The leaving mail
One of the hardest emails to compose at Microsoft is the leaving email, so I tried to keep mine short and simple, let folks know I was moving on, thank them and give them my new contact information. We Microsoft employees live and breath via our email, so leaving pegmc@microsoft.com is one of the hardest parts of leaving Microsoft. I think I wrote a pretty good one, and except for the one slip, where I accidentally hit “send” instead of “send personally” on one batch of emails. (Send Personally is an awesome product by the way, highly recommend it…)
Friends,
After 26 managers, 19 office moves, 12 years, 6 divisions, 5 major reorgs (couldn’t add up the minor ones…) today is my last day at Microsoft. I have been offered an amazing opportunity to go and work with Neudesic, one of our Gold partners, in a job that pulls in all the favorite bits of my time at Microsoft and rolls them all together. More tales to follow.

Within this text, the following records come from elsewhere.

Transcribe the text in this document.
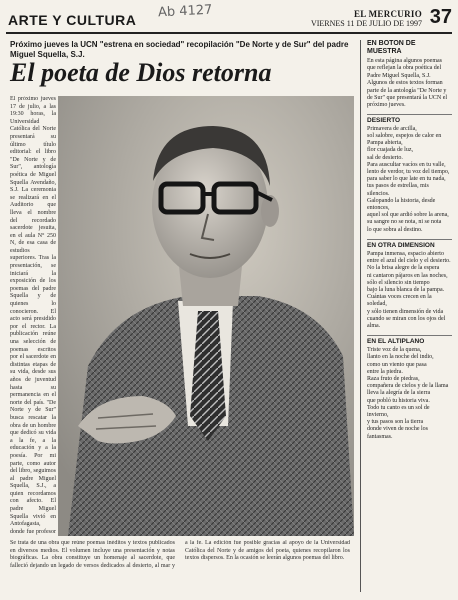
ARTE Y CULTURA Ab 4127	EL MERCURIO
VIERNES 11 DE JULIO DE 1997 37
Próximo jueves la UCN "estrena en sociedad" recopilación "De Norte y de Sur" del padre Miguel Squella, S.J.
El poeta de Dios retorna
El próximo jueves 17 de julio, a las 19:30 horas, la Universidad Católica del Norte presentará su último título editorial: el libro "De Norte y de Sur", antología poética de Miguel Squella Avendaño, S.J. La ceremonia se realizará en el Auditorio que lleva el nombre del recordado sacerdote jesuita, en el aula N° 250 N, de esa casa de estudios superiores. Tras la presentación, se iniciará la exposición de los poemas del padre Squella y de quienes lo conocieron. El acto será presidido por el rector. La publicación reúne una selección de poemas escritos por el sacerdote en distintas etapas de su vida, desde sus años de juventud hasta su permanencia en el norte del país. "De Norte y de Sur" busca rescatar la obra de un hombre que dedicó su vida a la fe, a la educación y a la poesía. Por mi parte, como autor del libro, seguimos al padre Miguel Squella, S.J., a quien recordamos con afecto. El padre Miguel Squella vivió en Antofagasta, donde fue profesor
Se trata de una obra que reúne poemas inéditos y textos publicados en diversos medios. El volumen incluye una presentación y notas biográficas. La obra constituye un homenaje al sacerdote, que falleció dejando un legado de versos dedicados al desierto, al mar y a la fe. La edición fue posible gracias al apoyo de la Universidad Católica del Norte y de amigos del poeta, quienes recopilaron los textos dispersos. En la ocasión se leerán algunos poemas del libro.
EN BOTON DE MUESTRA
En esta página algunos poemas que reflejan la obra poética del Padre Miguel Squella, S.J. Algunos de estos textos forman parte de la antología "De Norte y de Sur" que presentará la UCN el próximo jueves.
DESIERTO
Primavera de arcilla,
sol salobre, espejos de calor en
Pampa abierta,
flor cuajada de luz,
sal de desierto.
Para auscultar vacíos en tu valle,
lento de verdor, tu voz del tiempo,
para saber lo que late en tu nada,
tus pasos de estrellas, mis silencios.
Galopando la historia, desde entonces,
aquel sol que ardió sobre la arena,
su sangre no se nota, ni se nota
lo que sobra al destino.
EN OTRA DIMENSION
Pampa inmensa, espacio abierto
entre el azul del cielo y el desierto.
No la brisa alegre de la espera
ni cantaron pájaros en las noches,
sólo el silencio sin tiempo
bajo la luna blanca de la pampa.
Cuántas voces crecen en la soledad,
y sólo tienen dimensión de vida
cuando se miran con los ojos del alma.
EN EL ALTIPLANO
Triste voz de la quena,
llanto en la noche del indio,
como un viento que pasa
entre la piedra.
Raza fruto de piedras,
compañera de cielos y de la llama
lleva la alegría de la sierra
que pobló tu historia viva.
Todo tu canto es un sol de invierno,
y tus pasos son la tierra
donde viven de noche los fantasmas.
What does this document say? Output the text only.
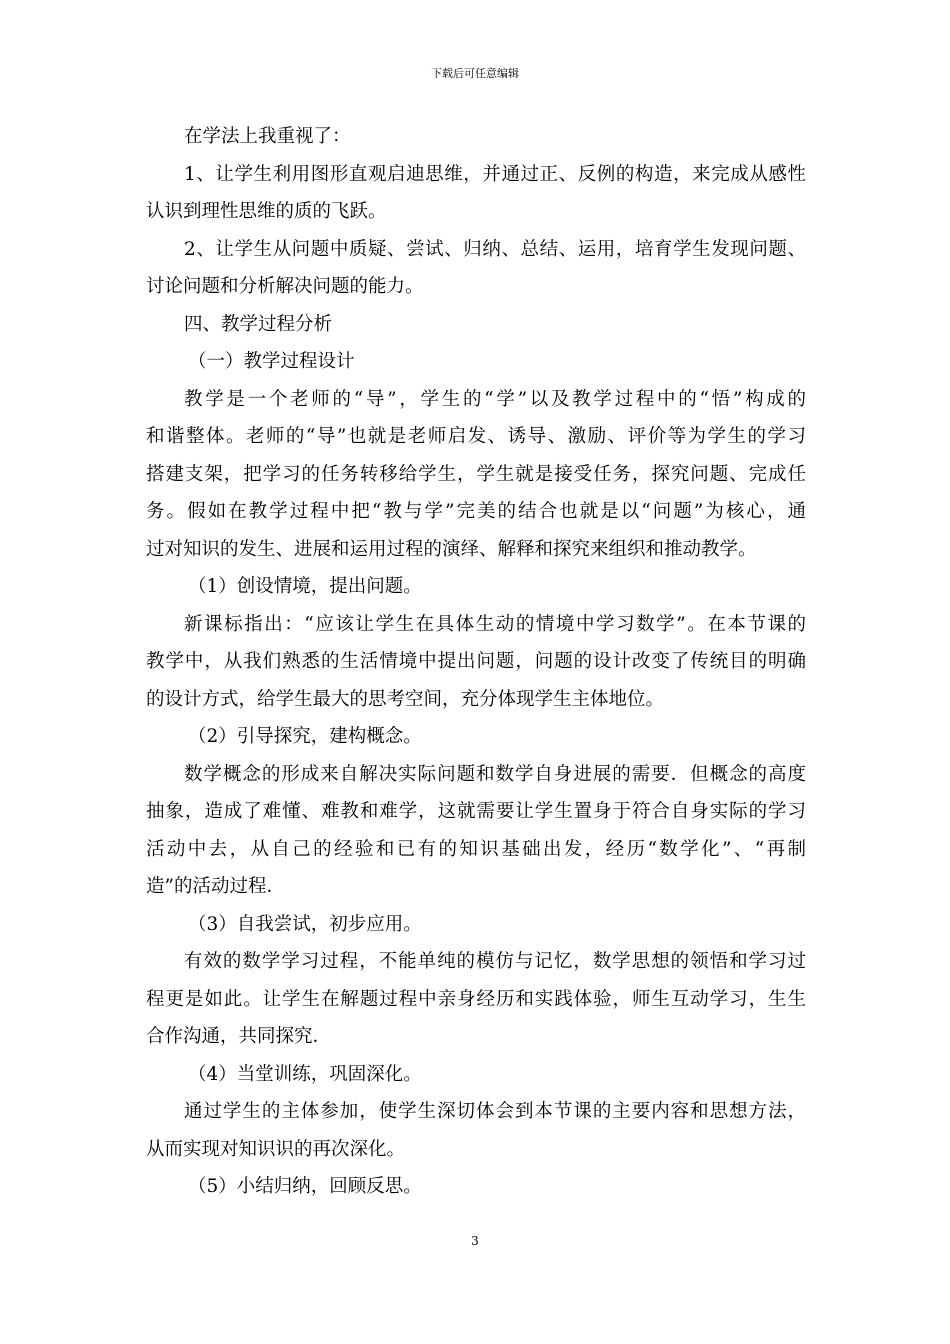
下载后可任意编辑
在学法上我重视了：
1、让学生利用图形直观启迪思维，并通过正、反例的构造，来完成从感性
认识到理性思维的质的飞跃。
2、让学生从问题中质疑、尝试、归纳、总结、运用，培育学生发现问题、
讨论问题和分析解决问题的能力。
四、教学过程分析
（一）教学过程设计
教学是一个老师的“导”，学生的“学”以及教学过程中的“悟”构成的
和谐整体。老师的“导”也就是老师启发、诱导、激励、评价等为学生的学习
搭建支架，把学习的任务转移给学生，学生就是接受任务，探究问题、完成任
务。假如在教学过程中把“教与学”完美的结合也就是以“问题”为核心，通
过对知识的发生、进展和运用过程的演绎、解释和探究来组织和推动教学。
（1）创设情境，提出问题。
新课标指出：“应该让学生在具体生动的情境中学习数学”。在本节课的
教学中，从我们熟悉的生活情境中提出问题，问题的设计改变了传统目的明确
的设计方式，给学生最大的思考空间，充分体现学生主体地位。
（2）引导探究，建构概念。
数学概念的形成来自解决实际问题和数学自身进展的需要．但概念的高度
抽象，造成了难懂、难教和难学，这就需要让学生置身于符合自身实际的学习
活动中去，从自己的经验和已有的知识基础出发，经历“数学化”、“再制
造”的活动过程．
（3）自我尝试，初步应用。
有效的数学学习过程，不能单纯的模仿与记忆，数学思想的领悟和学习过
程更是如此。让学生在解题过程中亲身经历和实践体验，师生互动学习，生生
合作沟通，共同探究．
（4）当堂训练，巩固深化。
通过学生的主体参加，使学生深切体会到本节课的主要内容和思想方法，
从而实现对知识识的再次深化。
（5）小结归纳，回顾反思。
3
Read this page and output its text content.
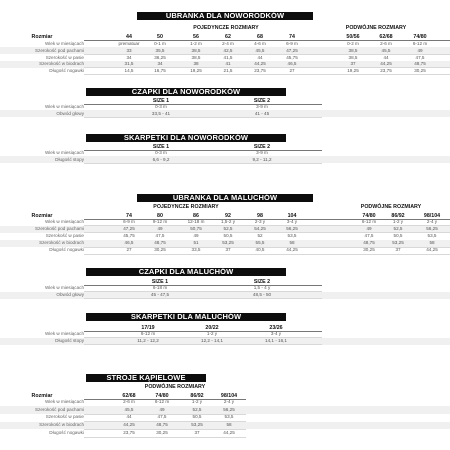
UBRANKA DLA NOWORODKÓW
POJEDYNCZE ROZMIARY	PODWÓJNE ROZMIARY
Rozmiar	44	50	56	62	68	74	50/56	62/68	74/80
Wiek w miesiącach	prematuar	0-1 m	1-2 m	2-4 m	4-6 m	6-9 m	0-2 m	2-6 m	6-12 m
Szerokość pod pachami	33	35,5	38,5	42,5	45,5	47,25	38,5	45,5	49
Szerokość w pasie	34	36,25	38,5	41,5	44	45,75	38,5	44	47,5
Szerokość w biodrach	31,5	34	38	41	44,25	46,5	37	44,25	48,75
Długość nogawki	14,5	16,75	19,25	21,5	23,75	27	19,25	23,75	30,25
CZAPKI DLA NOWORODKÓW
SIZE 1	SIZE 2
Wiek w miesiącach	0-3 m	3-9 m
Obwód głowy	33,5 - 41	41 - 45
SKARPETKI DLA NOWORODKÓW
SIZE 1	SIZE 2
Wiek w miesiącach	0-3 m	3-9 m
Długość stopy	6,6 - 9,2	9,2 - 11,2
UBRANKA DLA MALUCHÓW
POJEDYNCZE ROZMIARY	PODWÓJNE ROZMIARY
Rozmiar	74	80	86	92	98	104	74/80	86/92	98/104
Wiek w miesiącach	6-9 m	9-12 m	12-18 m	1,5-2 y	2-3 y	3-4 y	6-12 m	1-2 y	2-4 y
Szerokość pod pachami	47,25	49	50,75	52,5	54,25	56,25	49	52,5	56,25
Szerokość w pasie	45,75	47,5	49	50,5	52	53,5	47,5	50,5	53,5
Szerokość w biodrach	46,5	48,75	51	53,25	55,5	58	48,75	53,25	58
Długość nogawki	27	30,25	33,5	37	40,5	44,25	30,25	37	44,25
CZAPKI DLA MALUCHÓW
SIZE 1	SIZE 2
Wiek w miesiącach	6-18 m	1,5 - 4 y
Obwód głowy	45 - 47,5	48,5 - 50
SKARPETKI DLA MALUCHÓW
17/19	20/22	23/26
Wiek w miesiącach	6-12 m	1-2 y	3-4 y
Długość stopy	11,2 - 12,2	12,2 - 14,1	14,1 - 16,1
STROJE KĄPIELOWE
PODWÓJNE ROZMIARY
Rozmiar	62/68	74/80	86/92	98/104
Wiek w miesiącach	2-6 m	6-12 m	1-2 y	2-4 y
Szerokość pod pachami	45,5	49	52,5	56,25
Szerokość w pasie	44	47,5	50,5	53,5
Szerokość w biodrach	44,25	48,75	53,25	58
Długość nogawki	23,75	30,25	37	44,25
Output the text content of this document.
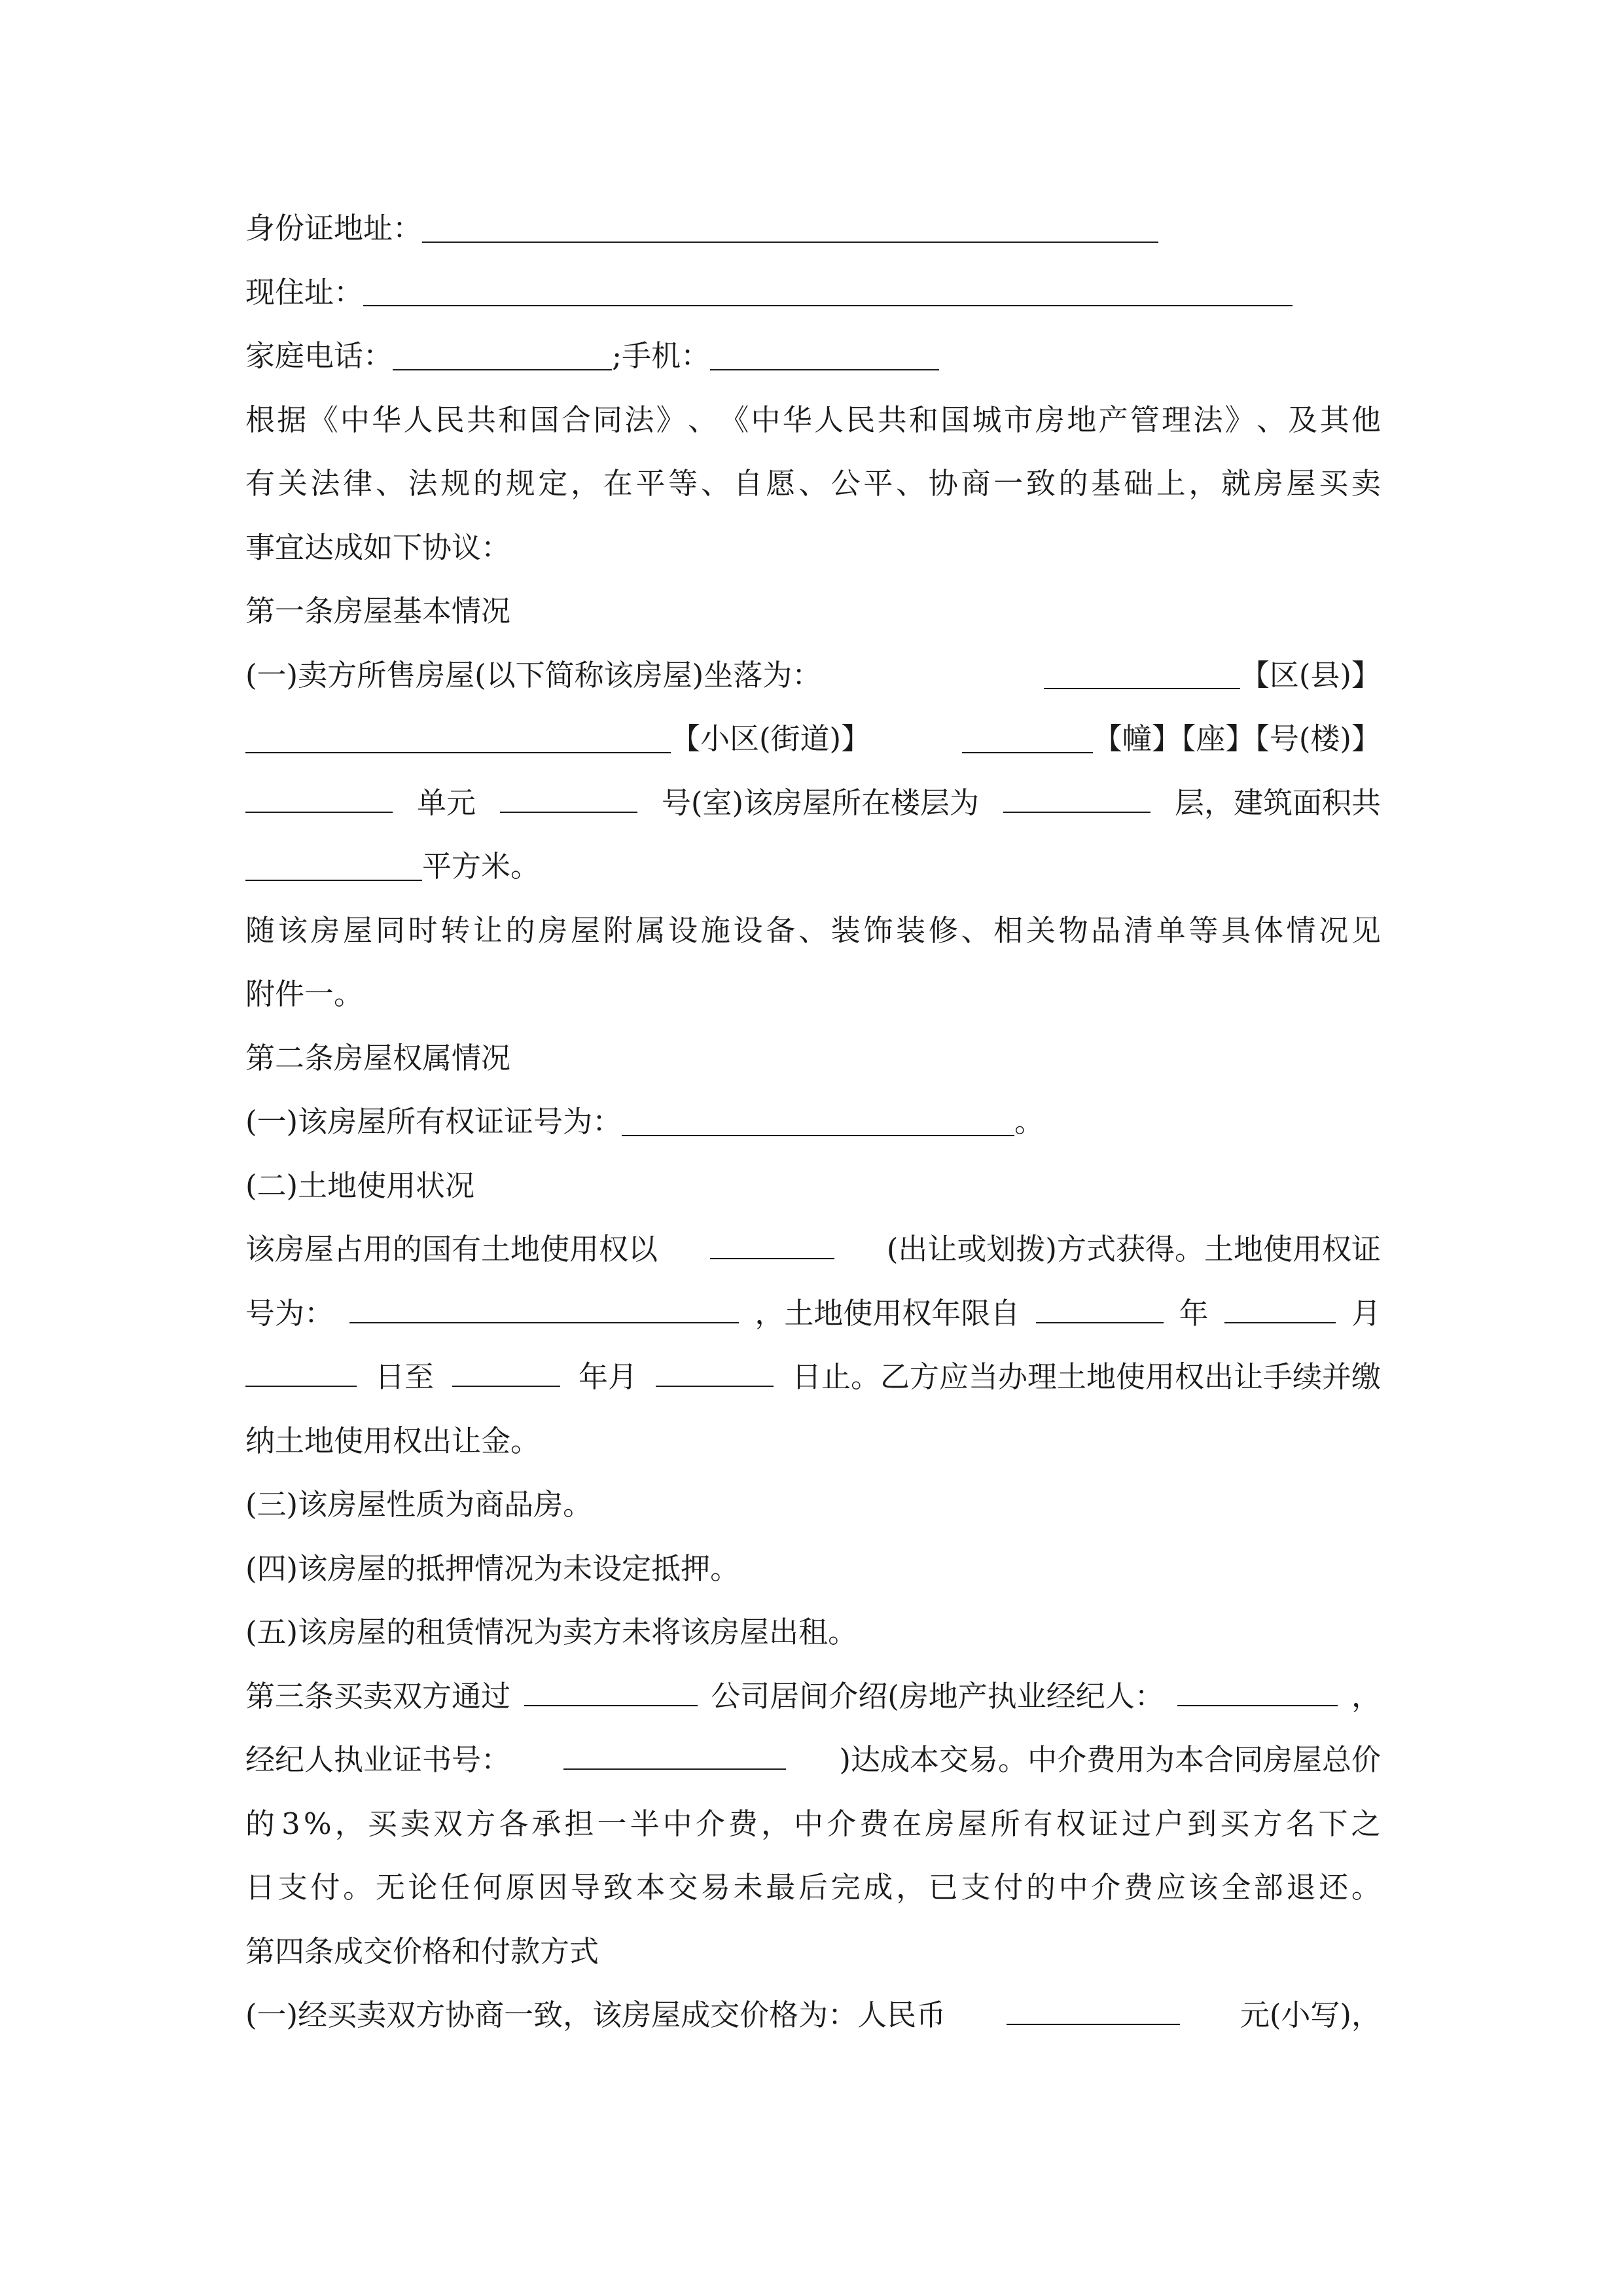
身份证地址：
现住址：
家庭电话：	;手机：
根 据 《 中 华 人 民 共 和 国 合 同 法 》 、 《 中 华 人 民 共 和 国 城 市 房 地 产 管 理 法 》 、 及 其 他
有 关 法 律 、 法 规 的 规 定 ， 在 平 等 、 自 愿 、 公 平 、 协 商 一 致 的 基 础 上 ， 就 房 屋 买 卖
事宜达成如下协议：
第一条房屋基本情况
(一)卖方所售房屋(以下简称该房屋)坐落为：	【区(县)】
【小区(街道)】	【幢】【座】【号(楼)】
单元	号(室)该房屋所在楼层为	层，建筑面积共
平方米。
随 该 房 屋 同 时 转 让 的 房 屋 附 属 设 施 设 备 、 装 饰 装 修 、 相 关 物 品 清 单 等 具 体 情 况 见
附件一。
第二条房屋权属情况
(一)该房屋所有权证证号为：	。
(二)土地使用状况
该房屋占用的国有土地使用权以	(出让或划拨)方式获得。土地使用权证
号为：	，土地使用权年限自	年	月
日至	年月	日止。乙方应当办理土地使用权出让手续并缴
纳土地使用权出让金。
(三)该房屋性质为商品房。
(四)该房屋的抵押情况为未设定抵押。
(五)该房屋的租赁情况为卖方未将该房屋出租。
第三条买卖双方通过	公司居间介绍(房地产执业经纪人：	，
经纪人执业证书号：	)达成本交易。中介费用为本合同房屋总价
的 3 % ， 买 卖 双 方 各 承 担 一 半 中 介 费 ， 中 介 费 在 房 屋 所 有 权 证 过 户 到 买 方 名 下 之
日 支 付 。 无 论 任 何 原 因 导 致 本 交 易 未 最 后 完 成 ， 已 支 付 的 中 介 费 应 该 全 部 退 还 。
第四条成交价格和付款方式
(一)经买卖双方协商一致，该房屋成交价格为：人民币	元(小写)，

Thank you so much to my friends and coworkers who have made Microsoft such an incredible place to be over the past decade. My personal contact information is below and attached. Please update your address books, and do stay in touch.
Peg
I have had wonderful responses from people, and for a smaller company it’s amazing how many people are fans of Neudesic. I am being reassured it’s nice on the outside. I’ve also had some follow up questions…
First, my new job:
I start April 9th, I will be in California the first week (April 9-13th). I am on vacation next week, and yes I am open for lunch, except Wednesday.
Yes, I will have the opportunity to work with Simon again, and I am looking forward to it, a lot.
Neudesic is a consulting company based out of Irvine, California, with offices all over the US. I will likely be commuting for the first few months, then based out of Bellevue with the occasional trip south.
My official title is director, strategic communications, and the job is working primarily with the technology leadership group, helping to build the technical brand of the company, community, influence and reputation. It’s a new role in the organization, and I will be in the technical team, working for the CTO. That being said, we will be doing more definition in the first 30 days, and as I get to know more about the role and the company I will gladly share. Try and stop me.
Second: Yes, really, 26 managers. As a side note, technically, I only changed jobs 3 times.